Drought-adder rate component
A drought-adder rate component recovers costs due to drought-related expenses. Identifying the component as a separate rate clearly identifies those costs specifically due to drought and allows for more timely adjustments of the drought adder rate. Currently both Loveland Area Projects and Pick Sloan Missouri River Basin Program use this component to recover those costs directly related to drought, seasonal flooding and low system storage.

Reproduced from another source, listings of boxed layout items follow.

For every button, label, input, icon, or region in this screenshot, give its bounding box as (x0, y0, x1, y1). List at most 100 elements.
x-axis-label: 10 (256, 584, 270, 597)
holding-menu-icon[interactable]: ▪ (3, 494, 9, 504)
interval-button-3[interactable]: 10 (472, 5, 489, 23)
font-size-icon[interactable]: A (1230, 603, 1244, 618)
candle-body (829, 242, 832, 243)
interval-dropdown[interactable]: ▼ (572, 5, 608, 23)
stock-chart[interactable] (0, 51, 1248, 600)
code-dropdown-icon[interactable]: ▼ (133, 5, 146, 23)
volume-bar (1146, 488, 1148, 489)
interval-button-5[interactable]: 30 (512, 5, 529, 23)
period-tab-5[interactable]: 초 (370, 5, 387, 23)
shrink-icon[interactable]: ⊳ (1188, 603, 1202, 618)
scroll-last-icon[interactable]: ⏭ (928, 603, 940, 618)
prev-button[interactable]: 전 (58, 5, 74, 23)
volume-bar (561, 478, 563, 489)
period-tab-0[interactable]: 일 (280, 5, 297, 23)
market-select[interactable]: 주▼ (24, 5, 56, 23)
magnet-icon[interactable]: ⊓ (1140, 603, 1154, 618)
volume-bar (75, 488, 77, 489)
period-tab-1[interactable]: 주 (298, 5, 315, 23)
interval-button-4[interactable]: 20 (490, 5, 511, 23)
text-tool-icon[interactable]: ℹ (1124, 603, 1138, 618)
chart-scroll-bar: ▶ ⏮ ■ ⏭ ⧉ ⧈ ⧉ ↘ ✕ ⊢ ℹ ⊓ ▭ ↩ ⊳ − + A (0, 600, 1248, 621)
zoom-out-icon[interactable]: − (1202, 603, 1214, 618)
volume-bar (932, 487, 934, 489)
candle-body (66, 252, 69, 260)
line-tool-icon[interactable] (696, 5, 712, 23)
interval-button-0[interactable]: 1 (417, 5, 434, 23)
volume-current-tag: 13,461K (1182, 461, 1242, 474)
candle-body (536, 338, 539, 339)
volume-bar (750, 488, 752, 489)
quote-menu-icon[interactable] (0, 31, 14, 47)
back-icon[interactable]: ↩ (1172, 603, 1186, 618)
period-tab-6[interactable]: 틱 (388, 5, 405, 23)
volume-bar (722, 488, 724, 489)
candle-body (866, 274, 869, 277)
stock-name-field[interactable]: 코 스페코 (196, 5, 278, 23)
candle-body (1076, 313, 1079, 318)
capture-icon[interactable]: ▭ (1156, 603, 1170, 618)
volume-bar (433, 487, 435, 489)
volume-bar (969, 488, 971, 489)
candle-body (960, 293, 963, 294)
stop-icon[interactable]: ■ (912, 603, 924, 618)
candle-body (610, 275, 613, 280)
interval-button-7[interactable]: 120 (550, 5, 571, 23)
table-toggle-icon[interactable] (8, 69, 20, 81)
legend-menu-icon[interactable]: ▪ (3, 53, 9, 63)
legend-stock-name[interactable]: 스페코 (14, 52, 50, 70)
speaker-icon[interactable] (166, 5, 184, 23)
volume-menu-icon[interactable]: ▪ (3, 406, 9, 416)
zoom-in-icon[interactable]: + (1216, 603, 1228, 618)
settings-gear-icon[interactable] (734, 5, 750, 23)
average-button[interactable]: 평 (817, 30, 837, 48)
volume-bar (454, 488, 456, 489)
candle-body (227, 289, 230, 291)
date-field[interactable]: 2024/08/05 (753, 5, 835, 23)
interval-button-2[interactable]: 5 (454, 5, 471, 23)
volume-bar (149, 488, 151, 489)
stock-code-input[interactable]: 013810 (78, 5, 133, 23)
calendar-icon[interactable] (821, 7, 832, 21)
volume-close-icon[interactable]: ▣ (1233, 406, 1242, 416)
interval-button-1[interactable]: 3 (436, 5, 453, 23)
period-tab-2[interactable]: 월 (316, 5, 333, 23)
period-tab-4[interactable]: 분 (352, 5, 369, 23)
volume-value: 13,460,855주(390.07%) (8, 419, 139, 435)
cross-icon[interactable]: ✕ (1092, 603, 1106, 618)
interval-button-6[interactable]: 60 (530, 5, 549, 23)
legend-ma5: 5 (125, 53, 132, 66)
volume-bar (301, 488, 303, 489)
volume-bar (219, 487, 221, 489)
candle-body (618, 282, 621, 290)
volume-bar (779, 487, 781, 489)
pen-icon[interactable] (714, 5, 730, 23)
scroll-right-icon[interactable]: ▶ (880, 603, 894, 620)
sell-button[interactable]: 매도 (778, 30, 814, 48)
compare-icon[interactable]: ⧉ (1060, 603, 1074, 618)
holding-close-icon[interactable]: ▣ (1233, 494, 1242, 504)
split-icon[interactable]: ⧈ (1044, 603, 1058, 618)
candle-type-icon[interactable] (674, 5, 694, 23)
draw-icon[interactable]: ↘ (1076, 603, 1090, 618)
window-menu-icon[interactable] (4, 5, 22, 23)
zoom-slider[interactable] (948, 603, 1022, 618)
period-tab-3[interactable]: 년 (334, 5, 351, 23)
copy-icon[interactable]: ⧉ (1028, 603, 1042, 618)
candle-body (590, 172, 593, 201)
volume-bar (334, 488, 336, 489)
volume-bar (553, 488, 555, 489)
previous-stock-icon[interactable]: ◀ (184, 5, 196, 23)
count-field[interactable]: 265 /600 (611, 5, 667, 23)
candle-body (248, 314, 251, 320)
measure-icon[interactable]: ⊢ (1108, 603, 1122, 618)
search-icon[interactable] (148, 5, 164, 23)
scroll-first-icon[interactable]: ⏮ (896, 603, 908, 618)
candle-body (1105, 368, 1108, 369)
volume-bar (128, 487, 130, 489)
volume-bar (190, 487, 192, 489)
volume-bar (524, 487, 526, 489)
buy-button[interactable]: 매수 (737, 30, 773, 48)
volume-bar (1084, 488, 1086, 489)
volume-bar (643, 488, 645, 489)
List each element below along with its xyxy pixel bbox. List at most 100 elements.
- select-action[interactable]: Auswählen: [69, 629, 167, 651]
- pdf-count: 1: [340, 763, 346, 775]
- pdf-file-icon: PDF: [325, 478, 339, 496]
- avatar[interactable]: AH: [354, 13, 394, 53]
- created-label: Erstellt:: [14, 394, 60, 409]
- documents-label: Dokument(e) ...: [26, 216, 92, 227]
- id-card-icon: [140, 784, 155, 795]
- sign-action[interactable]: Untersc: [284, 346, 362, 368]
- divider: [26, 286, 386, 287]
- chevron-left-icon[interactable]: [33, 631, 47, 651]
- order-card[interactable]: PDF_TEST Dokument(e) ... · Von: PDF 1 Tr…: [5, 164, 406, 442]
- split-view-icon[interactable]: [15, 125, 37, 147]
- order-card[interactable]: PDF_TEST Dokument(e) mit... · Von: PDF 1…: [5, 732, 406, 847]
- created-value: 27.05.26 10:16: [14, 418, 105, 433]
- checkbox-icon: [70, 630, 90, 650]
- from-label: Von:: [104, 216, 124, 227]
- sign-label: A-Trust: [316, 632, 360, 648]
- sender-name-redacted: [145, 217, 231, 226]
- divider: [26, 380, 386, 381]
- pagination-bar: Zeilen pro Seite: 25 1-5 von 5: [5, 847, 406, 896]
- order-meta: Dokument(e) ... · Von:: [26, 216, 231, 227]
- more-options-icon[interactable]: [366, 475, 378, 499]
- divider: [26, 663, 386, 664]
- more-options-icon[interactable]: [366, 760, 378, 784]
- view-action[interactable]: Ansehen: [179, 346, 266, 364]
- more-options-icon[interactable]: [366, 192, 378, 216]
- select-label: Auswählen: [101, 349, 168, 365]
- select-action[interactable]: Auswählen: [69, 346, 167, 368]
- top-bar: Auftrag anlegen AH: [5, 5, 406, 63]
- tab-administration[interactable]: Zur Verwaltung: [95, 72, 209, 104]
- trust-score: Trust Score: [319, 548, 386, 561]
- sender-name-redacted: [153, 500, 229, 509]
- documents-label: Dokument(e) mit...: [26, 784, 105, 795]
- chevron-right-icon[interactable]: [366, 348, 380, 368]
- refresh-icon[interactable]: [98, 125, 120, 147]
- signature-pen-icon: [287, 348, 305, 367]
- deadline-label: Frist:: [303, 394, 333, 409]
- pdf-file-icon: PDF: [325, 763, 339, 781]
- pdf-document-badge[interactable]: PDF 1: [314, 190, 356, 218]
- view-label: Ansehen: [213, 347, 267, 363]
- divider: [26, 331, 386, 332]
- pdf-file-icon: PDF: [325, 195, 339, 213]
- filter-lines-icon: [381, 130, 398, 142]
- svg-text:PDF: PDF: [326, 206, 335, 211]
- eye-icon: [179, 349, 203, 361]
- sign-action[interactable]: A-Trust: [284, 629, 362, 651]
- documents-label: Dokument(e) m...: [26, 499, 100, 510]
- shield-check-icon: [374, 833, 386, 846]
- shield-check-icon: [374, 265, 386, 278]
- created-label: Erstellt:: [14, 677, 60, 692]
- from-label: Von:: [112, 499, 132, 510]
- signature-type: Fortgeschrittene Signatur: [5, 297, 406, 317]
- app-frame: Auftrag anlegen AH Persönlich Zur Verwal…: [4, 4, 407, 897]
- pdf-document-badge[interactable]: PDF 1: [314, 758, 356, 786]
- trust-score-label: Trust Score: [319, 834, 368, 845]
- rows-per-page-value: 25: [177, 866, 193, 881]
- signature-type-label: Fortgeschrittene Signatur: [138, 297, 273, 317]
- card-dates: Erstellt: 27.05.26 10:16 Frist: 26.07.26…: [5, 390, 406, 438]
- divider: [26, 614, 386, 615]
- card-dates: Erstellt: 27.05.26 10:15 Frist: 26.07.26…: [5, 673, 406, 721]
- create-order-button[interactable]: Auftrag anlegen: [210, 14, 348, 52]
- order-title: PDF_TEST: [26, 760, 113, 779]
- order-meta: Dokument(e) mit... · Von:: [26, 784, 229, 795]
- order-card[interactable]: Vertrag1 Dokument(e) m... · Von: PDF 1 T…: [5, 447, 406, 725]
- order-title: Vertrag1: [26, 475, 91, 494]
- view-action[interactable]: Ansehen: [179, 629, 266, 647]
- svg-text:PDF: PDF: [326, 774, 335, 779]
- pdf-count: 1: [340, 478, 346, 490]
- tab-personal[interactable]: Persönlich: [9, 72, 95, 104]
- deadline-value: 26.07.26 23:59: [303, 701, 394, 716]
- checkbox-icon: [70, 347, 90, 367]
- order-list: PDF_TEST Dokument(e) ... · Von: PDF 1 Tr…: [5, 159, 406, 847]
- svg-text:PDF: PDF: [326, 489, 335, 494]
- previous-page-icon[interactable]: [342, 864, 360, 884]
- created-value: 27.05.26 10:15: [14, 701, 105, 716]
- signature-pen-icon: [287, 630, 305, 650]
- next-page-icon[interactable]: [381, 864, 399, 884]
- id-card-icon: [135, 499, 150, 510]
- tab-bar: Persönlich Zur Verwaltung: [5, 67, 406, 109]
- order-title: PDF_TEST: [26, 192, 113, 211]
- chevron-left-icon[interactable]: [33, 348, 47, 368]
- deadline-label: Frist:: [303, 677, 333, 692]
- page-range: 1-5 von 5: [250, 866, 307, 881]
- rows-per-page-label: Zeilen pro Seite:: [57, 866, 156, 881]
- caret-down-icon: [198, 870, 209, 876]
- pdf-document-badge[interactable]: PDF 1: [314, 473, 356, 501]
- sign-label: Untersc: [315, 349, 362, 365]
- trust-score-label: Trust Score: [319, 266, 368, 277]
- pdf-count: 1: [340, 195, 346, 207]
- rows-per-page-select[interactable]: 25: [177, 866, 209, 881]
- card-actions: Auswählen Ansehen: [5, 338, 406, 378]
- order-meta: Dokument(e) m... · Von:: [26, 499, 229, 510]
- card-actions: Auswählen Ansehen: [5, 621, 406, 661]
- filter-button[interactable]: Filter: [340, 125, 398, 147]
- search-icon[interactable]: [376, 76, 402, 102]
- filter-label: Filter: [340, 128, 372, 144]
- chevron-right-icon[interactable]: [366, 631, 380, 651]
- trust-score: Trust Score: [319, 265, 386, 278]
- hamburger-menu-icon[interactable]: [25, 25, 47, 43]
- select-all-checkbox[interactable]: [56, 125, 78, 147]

Power production at Hoover Dam
While many other systems in Western territory have seen increased hydrology, Lake Powell and Lake Mead (Hoover Dam) continue to see depleted hydropower generation capability due to low reservoir levels. Marketed as the Boulder-Canyon Project, Western does not need to purchase power to compensate for any reduced generation at Hoover because that power is sold on an as-available basis for both capacity and energy. These contracts allow Boulder Canyon customers to ask Western to purchase energy on their behalf and pass-through the cost, but such requests have been infrequent.

If an emergency water shortage is declared for the Lower Colorado River Basin, how would that affect Western?
Western sells power from four dams on the Lower Colorado River, including Davis, Glen Canyon, Hoover and Parker dams. In response to the persistent drought and declining Hoover Dam elevations, the Department of Interior issued its December 2007 Record of Decision on the Colorado River Interim Guidelines for Lower Basin Shortages and the Coordinated Operations of Lake Powell and Lake Mead, otherwise known as the Interim Guidelines. For the first time, shortage criteria was put in place to govern the operation of Hoover and Glen Canyon dams. The shortage criteria basically states that at certain Hoover Dam elevations, downstream water demands will be reduced accordingly, and subsequently power production. In November 2010, the Hoover Dam elevation came within 7 feet of triggering the shortage criteria. Not since May 1937, when Hoover Dam was initially filling, has Hoover Dam elevation been this low. If generation is further reduced for the Boulder-Canyon project, customers could request Western to purchase energy on their behalf and pass-through the costs to supplement their power supply.

Purchase Power Costs chart shows:Western's spend on purchased power in FY 2010 compared to purchases in previous years
Western spent almost $377.1 million in FY 2010 Western wide for 9.3 million MWh of purchased power, compared to almost $612 million in FY 2008 for 11.1 million MWh—the highest amount Western has paid for purchased power in more than 10 years.